La donnée est évocatrice : en 2017, un cadre sur trois a changé de poste.

Les cadres ont plus que jamais la bougeotte

Plus encore : en marge de cette donnée fournie par l’Association Pour l’Emploi des Cadres (Apec) dans le cadre de son baromètre annuel de la mobilité des cadres (pour l’année 2017 donc), nous apprenons dans la foulée que pas moins de deux tiers des cadres actuellement en poste envisagent eux aussi de sauter le pas. Plus précisément, ce sont 30,6% des cadres qui ont fait l’objet d’une mobilité professionnelle dans le courant de l’année 2017. Un chiffre en hausse vis à vis de 2016 (28%) et de 2015 (25%). Dans les 3 ans à venir, 64% seraient prêts à se laisser tenter par l’option de la mobilité professionnelle, en interne (42%), en externe (39%), mais aussi en créant leur propre entreprise.

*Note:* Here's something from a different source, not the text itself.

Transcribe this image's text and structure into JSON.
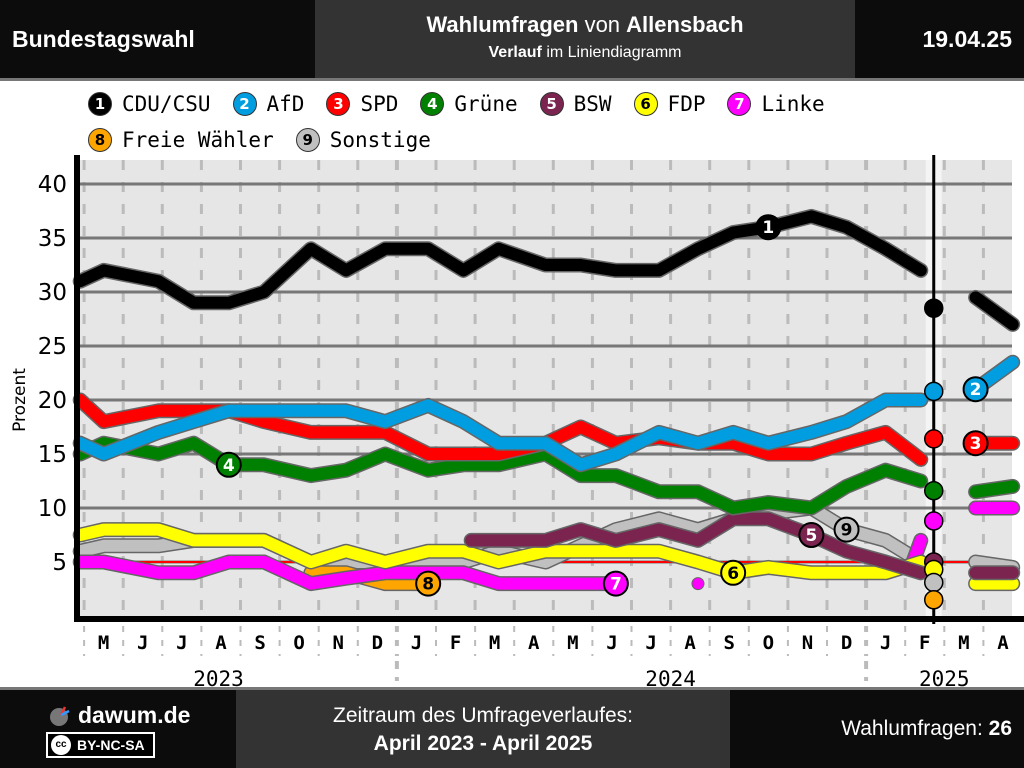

Parmi ces cadres, 9% ont amorcé un changement de poste en interne, 14% une modification de poste ou de service, quand 8% ont carrément profité de la conjoncture pour changer de société. Sur ce dernier point, c’est mine de rien une évolution de 1,4 point qui se traduit sur un an. Et ça n’a rien d’un hasard : « près de 269 000 emplois marchands ont été créés en France en 2017 selon l’Insee (+1,07%) », ce qui explique en partie cette bougeotte de la part des cadres, et leur statut envié. Plus de 6 cadres sur 10 ont réussi leur mobilité sans être touché par le chômage (+3 points sur un an). D’ailleurs, dans 58% des cas, ce sont les cadres eux-mêmes qui sont à l’origine de leur départ, quand bien même les licenciements économiques affichent une légère hausse (+2,5 points). La rupture conventionnelle, elle, perd 3 points en un an.

Ce sont les cadres les plus jeunes qui sont le plus concernés par cet effet : le taux de mobilité externe est de 23% chez les moins de 30 ans, et de seulement 4% chez les plus de 50 ans. De quoi pousser les entreprises à chouchouter leurs jeunes recrues, et à appliquer dans la foulée une politique RH basée sur la fidélisation : les moins de 30 ans bénéficient à 56% de changements en interne, contre 23% pour les plus de 50 ans. Pour corréler cette donnée, soulignons que 57% des recrutements concernent les cadres ayant bénéficiant de 1 à 10 ans d’expérience.

Sans surprise, ce sont les entreprises de grande taille (plus de 250 salariés) qui proposent le plus de possibilités sur la question de la mobilité interne, en impliquant 25% de leurs cadres, contre 16% dans les entités de plus petite taille. Cette volonté de faire bouger les lignes s’explique de manière simple : dans près d’un cas de mobilité en interne sur deux, c’est une réorganisation ou restructuration de l’entreprise qui sert de cause. Ce qui permet aux cadres d’augmenter en compétence (12%), mais aussi de gagner en responsabilité (16%).